I don't think we can categorically state that we don't live in the molecular level anymore than we can assert that we don't live in our hearts, or bodies or even brains. It is clear that we "live" in all those levels as well, but it is also evident that limiting our core "essence" to them is somewhat of a quandary because these components are in a state of constant change, regeneration, impermanence, and yet our very core, our identity remains.

This, to me, is remarkable evidence that whatever it is that constitutes our innermost essence exists beyond what we can be readily aware of. We are not aware of all those things because it would be too much to handle. It is a way to keep us sane. Can you imagine the information that we would have to process if we were aware of the cells that constitute every single hair we have? Or our skin? Yet, these too are all part of what we presently "are," but again, they do not constitute our very essence.

I am not suggesting that what goes on in the molecular level and beyond is more or less important than what we are conscious of, but I do think that as an elemental part of our "self" it is important that we become "aware" of it. Maybe, and just maybe, this is some form of Enlightenment. Who knows? One with the universe? Why not? It all comes from the same point somewhere back in time and all that is really happening is that everything is transforming and manifesting in different forms.

What would happen, for instance, if you lost all your memories? Imagine every single thought, experience, idea and memory you ever had was completely wiped away from your brain. Everything. Would you still be you? – And just to be annoying- would your essence still be the same?

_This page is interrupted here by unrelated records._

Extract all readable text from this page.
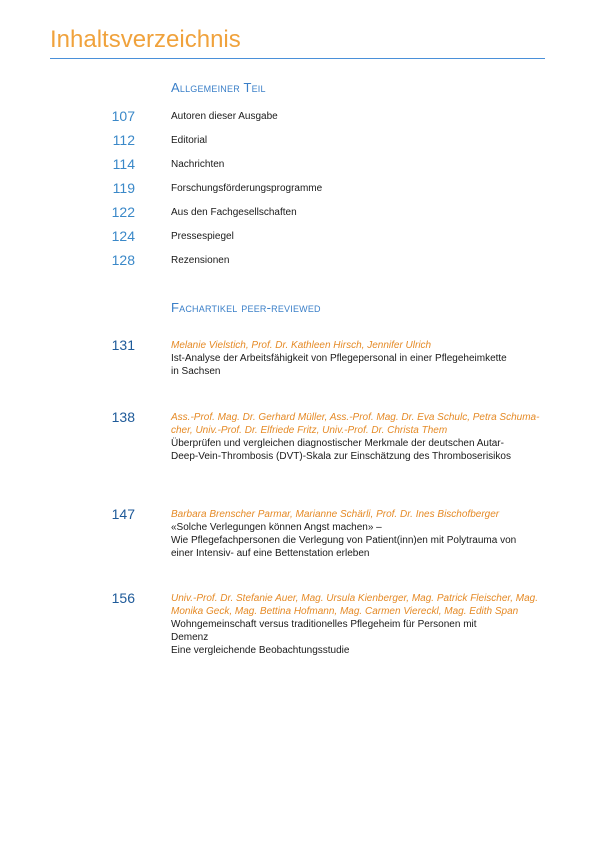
Inhaltsverzeichnis
Allgemeiner Teil
107	Autoren dieser Ausgabe
112	Editorial
114	Nachrichten
119	Forschungsförderungsprogramme
122	Aus den Fachgesellschaften
124	Pressespiegel
128	Rezensionen
Fachartikel peer-reviewed
131	Melanie Vielstich, Prof. Dr. Kathleen Hirsch, Jennifer Ulrich
Ist-Analyse der Arbeitsfähigkeit von Pflegepersonal in einer Pflegeheimkette
in Sachsen
138	Ass.-Prof. Mag. Dr. Gerhard Müller, Ass.-Prof. Mag. Dr. Eva Schulc, Petra Schuma-
cher, Univ.-Prof. Dr. Elfriede Fritz, Univ.-Prof. Dr. Christa Them
Überprüfen und vergleichen diagnostischer Merkmale der deutschen Autar-
Deep-Vein-Thrombosis (DVT)-Skala zur Einschätzung des Thromboserisikos
147	Barbara Brenscher Parmar, Marianne Schärli, Prof. Dr. Ines Bischofberger
«Solche Verlegungen können Angst machen» –
Wie Pflegefachpersonen die Verlegung von Patient(inn)en mit Polytrauma von
einer Intensiv- auf eine Bettenstation erleben
156	Univ.-Prof. Dr. Stefanie Auer, Mag. Ursula Kienberger, Mag. Patrick Fleischer, Mag.
Monika Geck, Mag. Bettina Hofmann, Mag. Carmen Viereckl, Mag. Edith Span
Wohngemeinschaft versus traditionelles Pflegeheim für Personen mit
Demenz
Eine vergleichende Beobachtungsstudie
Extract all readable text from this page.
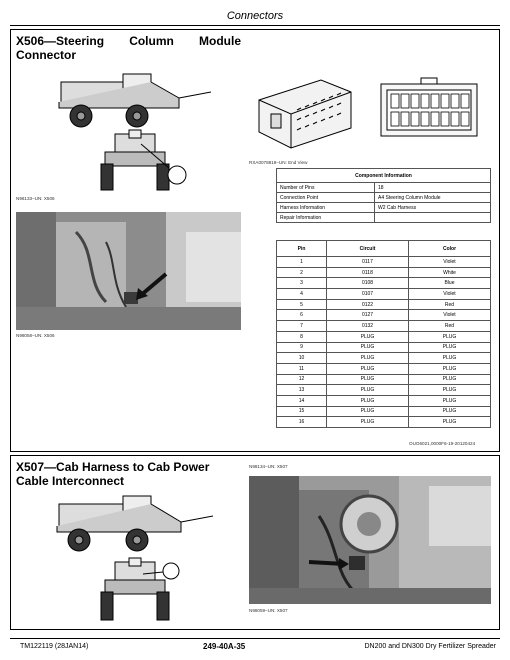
Connectors
X506—Steering Column Module
Connector
N96133–UN: X506
N98058–UN: X506
RXA0078819–UN: End View
Component Information	
Number of Pins	18
Connection Point	A4 Steering Column Module
Harness Information	W2 Cab Harness
Repair Information	
Pin	Circuit	Color
1	0117	Violet
2	0118	White
3	0108	Blue
4	0107	Violet
5	0122	Red
6	0127	Violet
7	0132	Red
8	PLUG	PLUG
9	PLUG	PLUG
10	PLUG	PLUG
11	PLUG	PLUG
12	PLUG	PLUG
13	PLUG	PLUG
14	PLUG	PLUG
15	PLUG	PLUG
16	PLUG	PLUG
OUO6021,0000F6-19-20120424
X507—Cab Harness to Cab Power Cable Interconnect
N98134–UN: X507
N98059–UN: X507
TM122119 (28JAN14)	249-40A-35	DN200 and DN300 Dry Fertilizer Spreader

I think an important part of our identity comes from our experiences, but how can we deny a "self" that is by all means real, independently of what we see, hear and even live? This "Self" may be different than the one we are aware of in our everyday as we go about life, but does that makes it any less real just because we are not fully conscious of it at all times?

I think it is a mistake to disregard this part of our identity. I think this "self" is essential (pun intended) in understanding our presence and place in this universe. This is, if you ask me, a very natural approach. I see this as a method that integrates all the different elements of the being, material and non-material, because after all we are also energy… but this is a whole other subject in it of itself.